Women’s History Month: 10 Questions with LaChina Robinson, ESPN Women’s Basketball Analyst
Added by Shannon Hovan on March 11, 2013.
Everyday this month, Double G Sports will be featuring interviews from prominent women in the sports industry as our way of celebrating Women’s History Month. This project is in its 2nd year. Today we feature ESPN Women’s Basketball Analyst, LaChina Robinson.
- LaChina Robinson
1. How did growing up as a female athlete help define you as a person?
My experiences growing up as a female athlete made me who I am today. I was 6’4 at the age of 14 so there weren’t a lot of places in the world that I felt like I “fit” in. I was very shy, suffered from low self esteem, and was often very withdrawn from my peers, until I started to play basketball.
The first thing that basketball taught me was the importance of cultural diversity. My teammates were from all walks of life but we came together to play the game and our unique backgrounds made the experience invaluable.
The 2nd thing I learned was the value of hard work, goal setting, and how they translate into any area of your life where you hope to achieve success. Last but not least I found my voice. Not only did I literally start to speak up but I also developed a confidence in who I was as a person and I began to realize my value to those around me.
2. As a female athlete growing up and now, as an advocate for women’s sports, how important is a good coach and mentor to a young female athlete?
I take mentoring very seriously because I know firsthand how important a Coach can be to the development of a young woman’s confidence. I had 3 Coaches that had a significant impact on my life as a young girl. All three were tangible examples of how to compete, respect your sport, and how to live out a standard of excellence. Coaches are also often the first people to verbalize confidence in a young person’s ability to be successful, which helps them to realize their own potential success.
3. The WNBA is approaching its 13th season. In your experience, what needs to be done to ensure that it sees its 25th, 40th and 50th seasons?
I believe that one of the most important components for longevity of the league is maintaining great leadership. Laurel Richie is the perfect fit for the position of President of the WNBA. Right now the WNBA needs to grow it’s fan base to stay alive and Laurel Richie’s background in marketing gives her the experience and qualification to increase its popularity.
4. Who, within the game of Women’s Basketball continues to inspire you today?
C. Vivian Stringer continues to inspire me and always has throughout the course of her life. She has been a great example of how to handle both tragedy and triumph with grace. She is a pioneer and a legend in the game of women’s basketball but she had a lot of barriers to break through to get there. She grew up before Title IX and during segregation so she faced a lot of prejudice of gender and race but never let it stop her.
5. Talk a little but about the mission of your company Stretch Beyond, and how it came to be.
I have always loved people, and Stretch Beyond was born out of my love for people and a hunger to see them realize their dreams! I wanted to get into Athletic Administration after my time and Wake Forest and they area I was most interested in was student-athlete development. When I decided to get into television instead, I wanted to find a platform to continue to help student-athletes develop in the areas of community, character, and career.

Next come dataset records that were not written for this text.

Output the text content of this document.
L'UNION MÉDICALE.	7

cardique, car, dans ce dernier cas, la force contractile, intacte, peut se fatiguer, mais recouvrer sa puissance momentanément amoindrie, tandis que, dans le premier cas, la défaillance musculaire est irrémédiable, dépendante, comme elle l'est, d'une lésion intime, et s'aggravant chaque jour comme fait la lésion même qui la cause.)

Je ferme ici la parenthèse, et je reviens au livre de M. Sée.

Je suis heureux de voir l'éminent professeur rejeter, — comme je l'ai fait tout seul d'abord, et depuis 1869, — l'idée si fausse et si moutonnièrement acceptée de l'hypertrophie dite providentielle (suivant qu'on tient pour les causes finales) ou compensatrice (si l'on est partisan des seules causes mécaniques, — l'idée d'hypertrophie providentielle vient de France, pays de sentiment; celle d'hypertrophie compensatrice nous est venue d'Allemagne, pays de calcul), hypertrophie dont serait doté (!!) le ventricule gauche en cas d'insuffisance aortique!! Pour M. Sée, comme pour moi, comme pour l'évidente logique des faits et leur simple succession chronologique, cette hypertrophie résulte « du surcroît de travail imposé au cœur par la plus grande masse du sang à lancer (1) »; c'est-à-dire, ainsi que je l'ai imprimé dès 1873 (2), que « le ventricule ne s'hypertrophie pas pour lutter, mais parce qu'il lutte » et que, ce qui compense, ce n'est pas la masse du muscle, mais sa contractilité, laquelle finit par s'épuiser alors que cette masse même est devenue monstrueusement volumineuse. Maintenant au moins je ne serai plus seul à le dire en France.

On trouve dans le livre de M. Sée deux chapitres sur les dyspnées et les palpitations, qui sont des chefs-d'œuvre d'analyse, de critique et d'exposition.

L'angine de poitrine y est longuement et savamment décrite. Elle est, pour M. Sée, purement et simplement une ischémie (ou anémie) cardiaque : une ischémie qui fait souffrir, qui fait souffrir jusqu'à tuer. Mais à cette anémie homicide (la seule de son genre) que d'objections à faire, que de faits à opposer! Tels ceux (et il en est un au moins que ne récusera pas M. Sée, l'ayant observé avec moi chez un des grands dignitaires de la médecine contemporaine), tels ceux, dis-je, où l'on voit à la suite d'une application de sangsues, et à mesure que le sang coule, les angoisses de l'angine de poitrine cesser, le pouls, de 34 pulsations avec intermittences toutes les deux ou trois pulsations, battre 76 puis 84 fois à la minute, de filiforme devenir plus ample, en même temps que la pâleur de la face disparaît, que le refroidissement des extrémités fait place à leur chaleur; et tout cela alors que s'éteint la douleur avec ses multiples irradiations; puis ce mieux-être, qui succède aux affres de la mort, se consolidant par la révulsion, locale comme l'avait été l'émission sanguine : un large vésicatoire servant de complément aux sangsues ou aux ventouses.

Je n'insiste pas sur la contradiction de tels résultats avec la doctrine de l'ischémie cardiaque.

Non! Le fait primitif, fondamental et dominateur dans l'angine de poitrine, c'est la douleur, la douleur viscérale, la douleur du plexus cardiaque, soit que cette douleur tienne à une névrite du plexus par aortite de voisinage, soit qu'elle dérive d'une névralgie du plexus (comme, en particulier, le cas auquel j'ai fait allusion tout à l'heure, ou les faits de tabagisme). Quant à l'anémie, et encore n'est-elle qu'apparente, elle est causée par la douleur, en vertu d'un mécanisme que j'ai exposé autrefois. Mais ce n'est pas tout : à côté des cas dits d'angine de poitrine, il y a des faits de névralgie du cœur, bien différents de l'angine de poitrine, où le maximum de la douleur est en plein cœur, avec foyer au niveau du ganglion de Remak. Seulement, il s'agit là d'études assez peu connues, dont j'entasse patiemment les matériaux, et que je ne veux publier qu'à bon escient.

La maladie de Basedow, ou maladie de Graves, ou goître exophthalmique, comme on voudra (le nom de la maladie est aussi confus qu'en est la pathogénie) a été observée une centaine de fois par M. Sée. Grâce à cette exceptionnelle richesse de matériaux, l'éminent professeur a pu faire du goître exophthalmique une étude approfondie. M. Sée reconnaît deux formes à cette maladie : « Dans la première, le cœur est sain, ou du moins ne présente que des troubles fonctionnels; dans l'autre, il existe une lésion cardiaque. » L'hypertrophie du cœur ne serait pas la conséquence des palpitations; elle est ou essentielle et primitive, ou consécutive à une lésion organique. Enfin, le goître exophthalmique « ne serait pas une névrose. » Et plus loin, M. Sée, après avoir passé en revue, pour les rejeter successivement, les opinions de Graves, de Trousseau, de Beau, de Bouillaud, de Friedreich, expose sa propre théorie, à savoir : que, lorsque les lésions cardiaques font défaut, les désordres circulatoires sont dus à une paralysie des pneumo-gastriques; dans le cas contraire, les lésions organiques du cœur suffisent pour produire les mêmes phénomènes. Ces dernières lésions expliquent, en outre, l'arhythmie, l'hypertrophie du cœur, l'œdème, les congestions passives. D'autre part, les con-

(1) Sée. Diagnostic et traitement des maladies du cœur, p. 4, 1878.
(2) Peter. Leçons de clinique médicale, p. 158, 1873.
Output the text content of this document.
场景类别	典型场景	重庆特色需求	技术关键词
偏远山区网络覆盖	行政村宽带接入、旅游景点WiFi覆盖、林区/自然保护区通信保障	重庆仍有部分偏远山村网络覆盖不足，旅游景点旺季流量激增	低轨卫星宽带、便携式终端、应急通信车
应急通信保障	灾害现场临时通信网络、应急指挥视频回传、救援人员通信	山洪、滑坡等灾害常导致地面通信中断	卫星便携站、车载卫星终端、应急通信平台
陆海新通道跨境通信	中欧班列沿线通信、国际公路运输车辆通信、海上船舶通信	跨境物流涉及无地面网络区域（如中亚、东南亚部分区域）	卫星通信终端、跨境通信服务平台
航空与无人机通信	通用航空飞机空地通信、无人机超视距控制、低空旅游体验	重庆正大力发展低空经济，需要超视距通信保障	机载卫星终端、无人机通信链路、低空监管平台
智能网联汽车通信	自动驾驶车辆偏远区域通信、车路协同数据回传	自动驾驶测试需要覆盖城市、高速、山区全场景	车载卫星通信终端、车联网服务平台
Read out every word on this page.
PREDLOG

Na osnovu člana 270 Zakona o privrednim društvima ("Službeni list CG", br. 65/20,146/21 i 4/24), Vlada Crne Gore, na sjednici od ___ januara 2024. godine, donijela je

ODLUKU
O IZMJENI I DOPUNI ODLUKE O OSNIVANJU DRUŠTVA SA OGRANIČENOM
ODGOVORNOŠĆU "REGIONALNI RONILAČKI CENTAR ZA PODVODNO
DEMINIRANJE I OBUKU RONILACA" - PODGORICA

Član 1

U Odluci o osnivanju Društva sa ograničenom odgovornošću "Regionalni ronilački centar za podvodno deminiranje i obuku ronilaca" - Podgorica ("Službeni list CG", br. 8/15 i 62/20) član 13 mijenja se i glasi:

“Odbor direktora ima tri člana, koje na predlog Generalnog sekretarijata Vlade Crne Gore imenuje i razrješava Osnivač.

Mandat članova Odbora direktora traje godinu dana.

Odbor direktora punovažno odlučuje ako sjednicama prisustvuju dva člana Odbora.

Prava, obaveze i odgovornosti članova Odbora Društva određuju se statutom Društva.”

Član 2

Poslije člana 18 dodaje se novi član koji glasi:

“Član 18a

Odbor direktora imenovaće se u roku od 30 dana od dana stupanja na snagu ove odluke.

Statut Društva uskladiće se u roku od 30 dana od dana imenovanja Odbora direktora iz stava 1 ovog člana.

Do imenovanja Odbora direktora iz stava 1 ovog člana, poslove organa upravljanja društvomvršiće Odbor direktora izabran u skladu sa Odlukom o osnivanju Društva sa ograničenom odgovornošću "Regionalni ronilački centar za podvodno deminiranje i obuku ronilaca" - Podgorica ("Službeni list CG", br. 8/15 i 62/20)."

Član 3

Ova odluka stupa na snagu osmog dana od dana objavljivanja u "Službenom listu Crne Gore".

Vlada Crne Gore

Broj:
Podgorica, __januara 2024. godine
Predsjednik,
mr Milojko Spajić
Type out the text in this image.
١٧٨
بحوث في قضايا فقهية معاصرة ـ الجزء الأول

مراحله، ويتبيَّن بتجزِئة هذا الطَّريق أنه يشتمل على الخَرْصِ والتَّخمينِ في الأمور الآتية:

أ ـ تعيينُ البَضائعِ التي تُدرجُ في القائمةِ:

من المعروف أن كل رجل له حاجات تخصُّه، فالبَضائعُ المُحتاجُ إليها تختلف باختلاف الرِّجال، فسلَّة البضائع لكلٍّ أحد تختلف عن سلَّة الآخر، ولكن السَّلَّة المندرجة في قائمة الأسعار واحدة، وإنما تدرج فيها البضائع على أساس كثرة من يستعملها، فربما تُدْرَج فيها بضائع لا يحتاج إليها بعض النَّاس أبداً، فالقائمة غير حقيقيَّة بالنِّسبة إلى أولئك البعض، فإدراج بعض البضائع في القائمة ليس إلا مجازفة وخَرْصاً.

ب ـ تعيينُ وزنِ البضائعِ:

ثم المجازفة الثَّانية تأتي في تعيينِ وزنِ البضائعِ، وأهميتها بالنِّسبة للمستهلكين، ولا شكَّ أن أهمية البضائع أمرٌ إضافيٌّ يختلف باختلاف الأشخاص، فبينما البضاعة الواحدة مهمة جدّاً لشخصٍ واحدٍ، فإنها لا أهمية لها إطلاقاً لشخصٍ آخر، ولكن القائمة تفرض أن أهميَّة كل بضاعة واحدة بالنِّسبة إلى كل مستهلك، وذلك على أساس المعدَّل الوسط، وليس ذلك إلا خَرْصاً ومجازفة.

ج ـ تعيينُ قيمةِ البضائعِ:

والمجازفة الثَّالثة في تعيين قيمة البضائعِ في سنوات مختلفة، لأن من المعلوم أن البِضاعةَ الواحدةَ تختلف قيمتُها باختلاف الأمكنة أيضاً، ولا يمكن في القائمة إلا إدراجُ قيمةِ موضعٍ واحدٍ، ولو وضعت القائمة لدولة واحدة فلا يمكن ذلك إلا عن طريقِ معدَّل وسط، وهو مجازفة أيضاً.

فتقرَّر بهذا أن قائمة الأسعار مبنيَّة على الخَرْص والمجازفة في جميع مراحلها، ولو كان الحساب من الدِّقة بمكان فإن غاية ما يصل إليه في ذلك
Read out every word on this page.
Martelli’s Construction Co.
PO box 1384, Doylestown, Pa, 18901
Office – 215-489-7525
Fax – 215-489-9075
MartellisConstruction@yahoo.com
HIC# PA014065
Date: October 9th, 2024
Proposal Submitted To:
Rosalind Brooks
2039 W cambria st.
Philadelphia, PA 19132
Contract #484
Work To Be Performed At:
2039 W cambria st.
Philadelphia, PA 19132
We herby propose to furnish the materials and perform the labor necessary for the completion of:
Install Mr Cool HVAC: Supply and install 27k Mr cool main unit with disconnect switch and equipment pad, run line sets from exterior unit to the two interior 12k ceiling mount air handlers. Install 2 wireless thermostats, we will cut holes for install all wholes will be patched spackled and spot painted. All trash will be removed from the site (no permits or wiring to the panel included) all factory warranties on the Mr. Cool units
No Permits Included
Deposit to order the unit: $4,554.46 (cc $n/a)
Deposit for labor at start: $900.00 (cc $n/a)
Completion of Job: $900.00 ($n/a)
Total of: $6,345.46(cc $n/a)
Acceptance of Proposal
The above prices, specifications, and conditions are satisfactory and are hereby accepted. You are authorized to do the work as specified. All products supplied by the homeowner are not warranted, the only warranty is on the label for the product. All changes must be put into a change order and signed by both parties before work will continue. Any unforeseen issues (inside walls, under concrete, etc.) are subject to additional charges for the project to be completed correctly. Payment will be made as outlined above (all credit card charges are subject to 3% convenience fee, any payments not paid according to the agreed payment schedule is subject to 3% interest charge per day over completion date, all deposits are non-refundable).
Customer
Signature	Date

At Stretch Beyond we strive to increase one’s level of self awareness as it pertains to individual communication and behavioral styles, which enhances the value of the collegiate experience both on and off the court.
6. What have you discovered most about yourself through your work with the Stretch Beyond program?
That helping yourself doesn’t feel as good as helping others.
7. From your interactions with student athletes through Stretch Beyond, what piece of advice do you find yourself most commonly offering them?
You are your own brand and your own company NOW so be intentional about how you represent yourself. I am a big fan of personal branding and unfortunately student-athletes subscribe to the thought that the process of brand development doesn’t start until after graduation. You meet a lot of great people and have a ton of resources on campus, put time into figuring out who you are and what you stand for while you are there.
8. Have you ever considered coaching in the future?
I haven’t totally ruled it out but I have never been interested in coaching.
9. What is it about the game of Women’s Basketball that continues to excite you day after day, year after year?
I just love the game of basketball in general! The amazing thing about women’s basketball is that post Title IX the game is really growing in skill level, athleticism, and parity. We now have 2nd generation college basketball players, young women who’s mothers played at the college level so the depth and history of the game is rich.
10. Will you be in New Orleans covering the Women’s Final Four come April? What team do you think will claim the title?
Yes I will be in New Orleans working for Turner Sports/NCAA.com as a reporter at the Final Four. I hope that basketball fans will come and see some of the best talent our game has ever had!